One of California's two energy-related initiatives, Proposition 7, has been exceptionally contentious. Proposition 7 would require California utilities to procure half of their power from renewable resources by 2025. As of 2006, Californians generated 12% of their energy from renewable sources.
Proposition 7 will also require California utilities to increase their purchase of electricity generated from renewable resources by 2% annually to meet Renewable Portfolio Standard goal of 40% in 2025. Current law, the Global Warming Solutions Act of 2006, requires an RPS of 20% by 2010.
Mary Nichols, chair of the California Air Resources Board, the agency responsible for the implementation of AB32, today is scheduled to give a keynote address on climate change policy, hosted at Advanced Micro Devices in Sunnyvale.
Proposition 7 has attracted widespread opposition from both political parties, as well as from independent groups, such as the influential Union of Concerned Scientists, which states: "Proposition 7 will set back our efforts to transition to a clean energy future. Based on UCS's extensive experience on the design and implementation of renewable electricity standards across the country, we are convinced that the serious flaws of Proposition 7 will prevent California from achieving our state's clean energy goals. UCS strongly supports effective policies to increase renewable energy in California, but we oppose Proposition 7 because it fails to deliver on its promises."

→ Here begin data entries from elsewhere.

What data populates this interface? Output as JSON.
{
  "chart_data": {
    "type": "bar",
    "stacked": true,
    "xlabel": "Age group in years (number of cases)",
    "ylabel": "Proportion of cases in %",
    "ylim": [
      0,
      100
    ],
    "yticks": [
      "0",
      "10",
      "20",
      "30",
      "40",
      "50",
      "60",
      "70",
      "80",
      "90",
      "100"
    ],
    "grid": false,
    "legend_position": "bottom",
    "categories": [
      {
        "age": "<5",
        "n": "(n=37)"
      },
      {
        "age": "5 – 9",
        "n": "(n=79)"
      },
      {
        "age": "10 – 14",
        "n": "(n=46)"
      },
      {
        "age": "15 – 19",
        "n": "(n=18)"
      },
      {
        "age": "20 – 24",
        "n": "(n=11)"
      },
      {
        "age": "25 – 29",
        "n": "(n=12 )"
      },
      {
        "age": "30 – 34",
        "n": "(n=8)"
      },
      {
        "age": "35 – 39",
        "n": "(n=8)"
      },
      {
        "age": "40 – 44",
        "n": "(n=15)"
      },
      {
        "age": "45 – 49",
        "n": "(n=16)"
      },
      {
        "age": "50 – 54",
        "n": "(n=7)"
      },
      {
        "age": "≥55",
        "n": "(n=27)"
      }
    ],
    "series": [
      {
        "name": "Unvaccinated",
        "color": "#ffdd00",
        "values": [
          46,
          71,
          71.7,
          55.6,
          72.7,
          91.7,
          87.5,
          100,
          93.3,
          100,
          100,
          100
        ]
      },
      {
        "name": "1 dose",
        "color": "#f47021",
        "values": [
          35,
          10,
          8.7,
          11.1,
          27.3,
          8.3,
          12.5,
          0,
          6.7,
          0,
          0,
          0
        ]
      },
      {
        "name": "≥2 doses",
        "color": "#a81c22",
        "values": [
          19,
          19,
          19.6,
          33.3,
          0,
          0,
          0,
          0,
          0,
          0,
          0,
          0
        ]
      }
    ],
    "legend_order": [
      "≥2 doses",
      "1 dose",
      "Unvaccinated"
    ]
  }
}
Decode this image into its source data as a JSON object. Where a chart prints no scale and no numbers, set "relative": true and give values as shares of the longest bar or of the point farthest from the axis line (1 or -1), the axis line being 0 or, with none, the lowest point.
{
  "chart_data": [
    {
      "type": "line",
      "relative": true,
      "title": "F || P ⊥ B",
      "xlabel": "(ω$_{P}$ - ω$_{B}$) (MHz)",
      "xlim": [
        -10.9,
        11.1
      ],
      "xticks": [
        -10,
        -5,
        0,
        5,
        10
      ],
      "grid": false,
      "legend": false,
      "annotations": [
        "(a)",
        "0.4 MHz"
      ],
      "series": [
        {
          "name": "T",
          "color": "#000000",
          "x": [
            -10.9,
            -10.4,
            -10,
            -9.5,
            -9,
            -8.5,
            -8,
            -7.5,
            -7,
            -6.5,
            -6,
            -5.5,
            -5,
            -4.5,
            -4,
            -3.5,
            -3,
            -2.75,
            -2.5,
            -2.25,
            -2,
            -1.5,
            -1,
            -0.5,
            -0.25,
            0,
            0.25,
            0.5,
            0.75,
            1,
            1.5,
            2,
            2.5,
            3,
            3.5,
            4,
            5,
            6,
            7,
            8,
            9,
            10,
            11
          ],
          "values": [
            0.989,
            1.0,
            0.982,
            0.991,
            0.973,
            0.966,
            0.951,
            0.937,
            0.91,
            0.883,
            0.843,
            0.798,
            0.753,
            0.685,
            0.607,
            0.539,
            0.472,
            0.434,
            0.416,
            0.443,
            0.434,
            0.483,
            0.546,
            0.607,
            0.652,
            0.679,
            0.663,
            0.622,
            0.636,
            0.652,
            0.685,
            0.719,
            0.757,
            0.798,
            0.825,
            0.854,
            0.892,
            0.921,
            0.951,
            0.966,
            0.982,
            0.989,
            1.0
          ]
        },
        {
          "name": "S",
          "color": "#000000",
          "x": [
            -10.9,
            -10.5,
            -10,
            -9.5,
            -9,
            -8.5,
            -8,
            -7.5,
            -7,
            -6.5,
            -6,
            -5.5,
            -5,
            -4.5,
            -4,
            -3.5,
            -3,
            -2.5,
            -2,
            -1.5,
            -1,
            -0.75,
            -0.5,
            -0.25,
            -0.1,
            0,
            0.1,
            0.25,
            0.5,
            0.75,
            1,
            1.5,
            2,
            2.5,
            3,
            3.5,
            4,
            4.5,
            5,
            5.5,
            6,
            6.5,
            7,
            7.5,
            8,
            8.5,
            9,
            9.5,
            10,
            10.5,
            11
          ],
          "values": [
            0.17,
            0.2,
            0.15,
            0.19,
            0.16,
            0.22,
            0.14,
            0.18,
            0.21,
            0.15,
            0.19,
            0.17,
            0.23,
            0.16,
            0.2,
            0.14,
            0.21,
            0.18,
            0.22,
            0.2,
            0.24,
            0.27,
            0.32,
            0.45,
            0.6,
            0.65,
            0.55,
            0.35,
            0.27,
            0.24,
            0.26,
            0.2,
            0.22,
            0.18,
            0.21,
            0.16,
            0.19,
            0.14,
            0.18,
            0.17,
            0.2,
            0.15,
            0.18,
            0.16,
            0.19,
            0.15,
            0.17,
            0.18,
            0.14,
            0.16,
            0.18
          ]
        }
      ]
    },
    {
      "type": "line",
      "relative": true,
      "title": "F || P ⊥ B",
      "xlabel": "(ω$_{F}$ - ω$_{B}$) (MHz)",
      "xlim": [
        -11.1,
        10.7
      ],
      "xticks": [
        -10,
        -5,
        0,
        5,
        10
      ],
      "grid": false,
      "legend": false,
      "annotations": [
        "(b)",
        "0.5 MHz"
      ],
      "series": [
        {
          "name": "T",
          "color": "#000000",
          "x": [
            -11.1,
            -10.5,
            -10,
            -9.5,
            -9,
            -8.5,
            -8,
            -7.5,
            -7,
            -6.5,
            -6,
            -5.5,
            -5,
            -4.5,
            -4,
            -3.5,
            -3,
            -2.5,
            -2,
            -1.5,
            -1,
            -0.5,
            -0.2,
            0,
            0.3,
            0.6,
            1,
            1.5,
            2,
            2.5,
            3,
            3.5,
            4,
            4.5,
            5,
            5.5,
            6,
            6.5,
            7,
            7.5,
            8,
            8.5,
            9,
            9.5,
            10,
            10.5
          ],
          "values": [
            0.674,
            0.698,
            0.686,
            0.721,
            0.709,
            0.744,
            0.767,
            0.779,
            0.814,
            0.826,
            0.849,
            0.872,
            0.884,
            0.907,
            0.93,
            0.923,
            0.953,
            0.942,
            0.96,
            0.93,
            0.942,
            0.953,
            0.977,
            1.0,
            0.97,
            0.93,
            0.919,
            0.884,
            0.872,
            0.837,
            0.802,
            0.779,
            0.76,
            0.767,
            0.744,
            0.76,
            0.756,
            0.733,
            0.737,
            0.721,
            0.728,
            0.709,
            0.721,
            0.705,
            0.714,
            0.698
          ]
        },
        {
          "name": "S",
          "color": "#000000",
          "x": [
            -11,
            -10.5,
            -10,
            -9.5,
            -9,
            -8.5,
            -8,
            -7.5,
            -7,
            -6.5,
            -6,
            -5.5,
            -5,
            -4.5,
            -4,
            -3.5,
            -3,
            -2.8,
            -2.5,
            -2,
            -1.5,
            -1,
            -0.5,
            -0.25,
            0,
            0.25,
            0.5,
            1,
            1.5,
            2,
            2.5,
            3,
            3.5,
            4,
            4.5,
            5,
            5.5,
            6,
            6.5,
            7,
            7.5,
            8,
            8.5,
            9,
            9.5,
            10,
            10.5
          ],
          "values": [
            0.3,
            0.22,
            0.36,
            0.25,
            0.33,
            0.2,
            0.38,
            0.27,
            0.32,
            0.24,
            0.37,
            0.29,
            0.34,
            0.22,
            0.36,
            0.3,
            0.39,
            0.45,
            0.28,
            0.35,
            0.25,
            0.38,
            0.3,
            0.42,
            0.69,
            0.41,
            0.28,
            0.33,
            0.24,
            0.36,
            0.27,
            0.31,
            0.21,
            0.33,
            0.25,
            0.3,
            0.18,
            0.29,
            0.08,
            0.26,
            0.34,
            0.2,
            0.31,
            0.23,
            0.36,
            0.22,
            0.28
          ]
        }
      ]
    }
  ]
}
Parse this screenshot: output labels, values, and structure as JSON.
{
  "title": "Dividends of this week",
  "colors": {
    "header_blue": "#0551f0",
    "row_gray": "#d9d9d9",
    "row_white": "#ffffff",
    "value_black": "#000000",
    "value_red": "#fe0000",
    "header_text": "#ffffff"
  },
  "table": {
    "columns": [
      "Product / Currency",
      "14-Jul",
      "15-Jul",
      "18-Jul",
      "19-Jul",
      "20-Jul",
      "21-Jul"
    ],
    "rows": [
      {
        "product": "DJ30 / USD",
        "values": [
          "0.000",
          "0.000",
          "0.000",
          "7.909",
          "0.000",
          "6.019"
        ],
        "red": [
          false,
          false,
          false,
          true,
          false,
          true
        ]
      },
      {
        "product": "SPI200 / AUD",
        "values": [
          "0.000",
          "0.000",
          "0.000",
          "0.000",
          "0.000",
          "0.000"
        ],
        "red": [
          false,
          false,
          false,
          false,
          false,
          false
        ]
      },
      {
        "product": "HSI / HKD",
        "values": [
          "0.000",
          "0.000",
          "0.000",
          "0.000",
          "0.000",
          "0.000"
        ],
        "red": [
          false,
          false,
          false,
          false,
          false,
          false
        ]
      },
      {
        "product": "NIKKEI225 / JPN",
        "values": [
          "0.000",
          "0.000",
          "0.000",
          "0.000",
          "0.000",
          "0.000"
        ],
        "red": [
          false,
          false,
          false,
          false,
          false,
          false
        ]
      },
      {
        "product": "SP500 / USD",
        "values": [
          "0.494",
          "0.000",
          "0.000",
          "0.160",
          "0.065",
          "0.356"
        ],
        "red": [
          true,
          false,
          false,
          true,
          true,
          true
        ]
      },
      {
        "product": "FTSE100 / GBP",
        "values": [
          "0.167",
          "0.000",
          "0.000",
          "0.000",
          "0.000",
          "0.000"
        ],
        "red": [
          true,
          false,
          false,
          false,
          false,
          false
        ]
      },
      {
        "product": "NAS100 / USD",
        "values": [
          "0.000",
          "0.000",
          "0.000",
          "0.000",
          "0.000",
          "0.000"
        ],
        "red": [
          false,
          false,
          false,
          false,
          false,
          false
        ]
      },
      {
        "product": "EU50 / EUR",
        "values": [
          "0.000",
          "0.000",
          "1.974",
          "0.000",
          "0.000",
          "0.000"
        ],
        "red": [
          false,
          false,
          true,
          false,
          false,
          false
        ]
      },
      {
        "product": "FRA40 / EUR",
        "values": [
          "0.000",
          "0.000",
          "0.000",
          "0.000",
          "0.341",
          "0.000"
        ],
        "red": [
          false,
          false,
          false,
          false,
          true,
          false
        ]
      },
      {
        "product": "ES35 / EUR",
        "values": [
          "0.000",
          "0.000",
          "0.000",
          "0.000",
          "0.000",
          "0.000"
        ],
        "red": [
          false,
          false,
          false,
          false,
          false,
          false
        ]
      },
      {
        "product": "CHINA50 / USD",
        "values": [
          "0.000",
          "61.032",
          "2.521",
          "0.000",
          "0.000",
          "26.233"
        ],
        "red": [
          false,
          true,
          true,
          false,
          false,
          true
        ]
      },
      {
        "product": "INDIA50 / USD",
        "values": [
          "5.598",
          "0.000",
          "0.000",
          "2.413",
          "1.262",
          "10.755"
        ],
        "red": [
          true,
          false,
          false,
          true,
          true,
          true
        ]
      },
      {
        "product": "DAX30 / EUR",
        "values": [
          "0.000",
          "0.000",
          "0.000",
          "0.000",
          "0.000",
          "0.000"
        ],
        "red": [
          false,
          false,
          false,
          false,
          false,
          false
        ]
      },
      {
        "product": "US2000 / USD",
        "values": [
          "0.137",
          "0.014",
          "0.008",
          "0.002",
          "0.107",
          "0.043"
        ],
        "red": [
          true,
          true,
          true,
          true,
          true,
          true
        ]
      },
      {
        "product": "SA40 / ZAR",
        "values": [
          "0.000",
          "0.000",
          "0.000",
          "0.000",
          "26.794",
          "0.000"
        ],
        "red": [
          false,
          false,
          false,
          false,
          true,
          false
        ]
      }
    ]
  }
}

Proposition 7 is also opposed by the California Manufacturers and Technology Association.
Meanwhile, in Missouri, voters will show whether they support Proposition C, also known as the Clean Energy Initiative. Proposition C creates a renewable electricity standard in the state that would require utility companies to gradually increase their usage of renewable energy annually until 15% of the energy used in the state is renewable.